A primeira estrofe já decifra a enigmática porrada Punk chamada Ghost.

Acordes que sobem e descem o tempo todo, solos rápidos e precisos de Mike, o vocal “Riot Áctico” de Eddie Vedder e para os amantes (ou não) de Matt Cameron, uma bateria extremamente precisa e que preenche muito bem os espaços nesse som que foi composto pela sempre eficiente dobradinha Ament/Vedder.

Ghost é um retrato da época e dos sentimentos de Jeff e Eddie no momento em que seu país vivia. A música fala sobre alguém desistindo, perdendo a esperança. Diferente de outras músicas que estão no disco Riot Act, Ghost não nos propõe um momento de redenção, nem esperança. Ela simplesmente nos entrega um retrato explícito que vai perdendo a vida, por isso o título “Ghost” (fantasma) foi escolhido.
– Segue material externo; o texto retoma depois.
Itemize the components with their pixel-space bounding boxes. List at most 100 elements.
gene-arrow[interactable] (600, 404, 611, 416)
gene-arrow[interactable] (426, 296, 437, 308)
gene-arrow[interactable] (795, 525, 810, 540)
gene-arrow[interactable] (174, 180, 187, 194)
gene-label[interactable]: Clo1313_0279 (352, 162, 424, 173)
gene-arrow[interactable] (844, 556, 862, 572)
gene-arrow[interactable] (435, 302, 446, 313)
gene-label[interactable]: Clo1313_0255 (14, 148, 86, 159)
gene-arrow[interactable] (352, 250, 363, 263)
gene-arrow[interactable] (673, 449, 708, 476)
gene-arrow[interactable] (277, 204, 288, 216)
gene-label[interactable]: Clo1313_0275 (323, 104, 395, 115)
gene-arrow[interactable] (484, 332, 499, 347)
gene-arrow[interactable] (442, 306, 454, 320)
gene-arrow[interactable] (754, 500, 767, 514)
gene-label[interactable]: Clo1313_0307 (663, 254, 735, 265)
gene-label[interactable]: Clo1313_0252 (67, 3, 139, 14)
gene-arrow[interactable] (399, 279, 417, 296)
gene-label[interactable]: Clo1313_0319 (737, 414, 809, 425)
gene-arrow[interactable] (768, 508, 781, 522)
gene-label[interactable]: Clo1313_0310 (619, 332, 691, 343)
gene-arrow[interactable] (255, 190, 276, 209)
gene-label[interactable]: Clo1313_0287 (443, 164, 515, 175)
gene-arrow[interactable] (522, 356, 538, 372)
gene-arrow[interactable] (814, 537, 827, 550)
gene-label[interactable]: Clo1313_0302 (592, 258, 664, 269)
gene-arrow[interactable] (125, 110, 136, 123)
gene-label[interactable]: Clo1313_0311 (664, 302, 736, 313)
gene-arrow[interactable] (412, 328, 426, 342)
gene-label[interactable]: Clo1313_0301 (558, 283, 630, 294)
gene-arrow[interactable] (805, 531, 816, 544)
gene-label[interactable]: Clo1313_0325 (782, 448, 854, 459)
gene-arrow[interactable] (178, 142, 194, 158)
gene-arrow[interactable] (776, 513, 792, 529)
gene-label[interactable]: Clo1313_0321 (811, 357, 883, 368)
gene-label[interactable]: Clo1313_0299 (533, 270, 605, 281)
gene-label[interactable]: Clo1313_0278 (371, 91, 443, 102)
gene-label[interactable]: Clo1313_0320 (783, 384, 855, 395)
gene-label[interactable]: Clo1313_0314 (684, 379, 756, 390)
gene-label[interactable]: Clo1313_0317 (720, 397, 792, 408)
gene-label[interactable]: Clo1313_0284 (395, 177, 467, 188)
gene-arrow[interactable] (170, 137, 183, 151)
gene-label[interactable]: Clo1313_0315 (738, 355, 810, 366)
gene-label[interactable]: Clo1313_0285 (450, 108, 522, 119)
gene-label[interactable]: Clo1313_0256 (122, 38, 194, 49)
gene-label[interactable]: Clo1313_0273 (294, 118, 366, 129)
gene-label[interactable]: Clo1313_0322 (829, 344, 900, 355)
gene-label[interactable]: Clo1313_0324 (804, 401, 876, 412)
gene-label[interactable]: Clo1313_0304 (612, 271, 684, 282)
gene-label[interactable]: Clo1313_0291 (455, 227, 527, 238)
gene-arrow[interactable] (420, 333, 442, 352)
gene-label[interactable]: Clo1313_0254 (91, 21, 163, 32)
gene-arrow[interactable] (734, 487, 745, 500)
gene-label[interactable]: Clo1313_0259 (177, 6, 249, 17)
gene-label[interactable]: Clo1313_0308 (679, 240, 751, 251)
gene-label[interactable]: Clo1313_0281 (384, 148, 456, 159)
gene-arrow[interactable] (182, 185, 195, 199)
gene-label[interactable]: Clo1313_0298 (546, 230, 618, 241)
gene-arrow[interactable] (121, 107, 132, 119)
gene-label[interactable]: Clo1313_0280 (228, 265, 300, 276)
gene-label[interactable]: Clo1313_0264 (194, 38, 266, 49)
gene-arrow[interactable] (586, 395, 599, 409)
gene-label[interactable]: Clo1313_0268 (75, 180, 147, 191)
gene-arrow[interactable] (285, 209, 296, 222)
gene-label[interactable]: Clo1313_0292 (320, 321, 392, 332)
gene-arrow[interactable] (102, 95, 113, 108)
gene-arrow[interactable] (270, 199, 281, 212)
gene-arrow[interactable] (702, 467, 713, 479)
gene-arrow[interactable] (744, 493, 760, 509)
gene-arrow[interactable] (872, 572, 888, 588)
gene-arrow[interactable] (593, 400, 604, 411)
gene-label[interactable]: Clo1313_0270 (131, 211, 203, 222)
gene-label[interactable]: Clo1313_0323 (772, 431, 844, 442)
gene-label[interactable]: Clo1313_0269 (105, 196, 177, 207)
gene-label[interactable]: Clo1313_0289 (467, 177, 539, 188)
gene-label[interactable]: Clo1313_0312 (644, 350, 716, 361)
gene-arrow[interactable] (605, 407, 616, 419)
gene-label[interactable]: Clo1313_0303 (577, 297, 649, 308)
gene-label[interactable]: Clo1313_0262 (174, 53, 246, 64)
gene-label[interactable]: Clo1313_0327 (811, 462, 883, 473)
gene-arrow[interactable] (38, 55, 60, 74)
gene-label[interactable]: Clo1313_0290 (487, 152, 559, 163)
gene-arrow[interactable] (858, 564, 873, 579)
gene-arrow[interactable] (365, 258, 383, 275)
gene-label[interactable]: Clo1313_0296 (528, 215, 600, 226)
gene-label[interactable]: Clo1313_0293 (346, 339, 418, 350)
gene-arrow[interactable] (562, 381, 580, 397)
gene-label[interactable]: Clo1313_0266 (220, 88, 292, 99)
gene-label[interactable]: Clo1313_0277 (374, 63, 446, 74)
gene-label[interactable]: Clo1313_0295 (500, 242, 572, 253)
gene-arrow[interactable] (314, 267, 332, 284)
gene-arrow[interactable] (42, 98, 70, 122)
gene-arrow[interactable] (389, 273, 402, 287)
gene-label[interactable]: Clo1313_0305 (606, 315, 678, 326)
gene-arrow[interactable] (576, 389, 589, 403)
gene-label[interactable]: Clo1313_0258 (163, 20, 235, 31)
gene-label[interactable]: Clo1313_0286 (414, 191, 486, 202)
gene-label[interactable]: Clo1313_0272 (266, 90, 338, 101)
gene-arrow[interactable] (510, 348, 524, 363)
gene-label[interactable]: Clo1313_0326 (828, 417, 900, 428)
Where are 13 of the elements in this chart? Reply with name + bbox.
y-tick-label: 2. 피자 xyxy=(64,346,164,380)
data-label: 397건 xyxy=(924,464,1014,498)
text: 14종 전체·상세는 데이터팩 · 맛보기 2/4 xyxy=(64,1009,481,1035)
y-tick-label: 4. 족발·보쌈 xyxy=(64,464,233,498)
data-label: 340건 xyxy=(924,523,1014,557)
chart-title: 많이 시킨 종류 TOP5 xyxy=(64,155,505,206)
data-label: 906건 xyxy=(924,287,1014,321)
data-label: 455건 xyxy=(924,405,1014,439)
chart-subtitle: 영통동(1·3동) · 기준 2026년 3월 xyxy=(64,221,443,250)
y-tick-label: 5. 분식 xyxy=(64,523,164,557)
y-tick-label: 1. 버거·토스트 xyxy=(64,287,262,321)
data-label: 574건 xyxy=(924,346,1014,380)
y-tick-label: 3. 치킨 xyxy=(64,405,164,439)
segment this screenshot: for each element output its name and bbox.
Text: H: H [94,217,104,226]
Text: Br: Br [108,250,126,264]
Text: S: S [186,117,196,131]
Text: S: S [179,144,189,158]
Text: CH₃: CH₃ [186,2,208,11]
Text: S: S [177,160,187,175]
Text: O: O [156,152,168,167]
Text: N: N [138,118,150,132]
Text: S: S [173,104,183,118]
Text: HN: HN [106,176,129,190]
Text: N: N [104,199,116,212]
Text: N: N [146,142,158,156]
A música é forte, tem uma introdução básica porém marcante. Ao longo de seus 3:15 minutos ela nos envolve em seu Riff e na levada acelerada que todos os instrumentos nos entregam, fazendo Ghost uma música realmente difícil de ser tocada, por mais simples que ela possa parecer…

“A mente é cinzenta como a cidade. Empacotada e grande demais. O amor é profundo, desenterre-o, parado sozinho em um buraco. Trabalhando em algo que nunca poderemos entender. Um lugar nas nuvens, seu lugar para se esconder…”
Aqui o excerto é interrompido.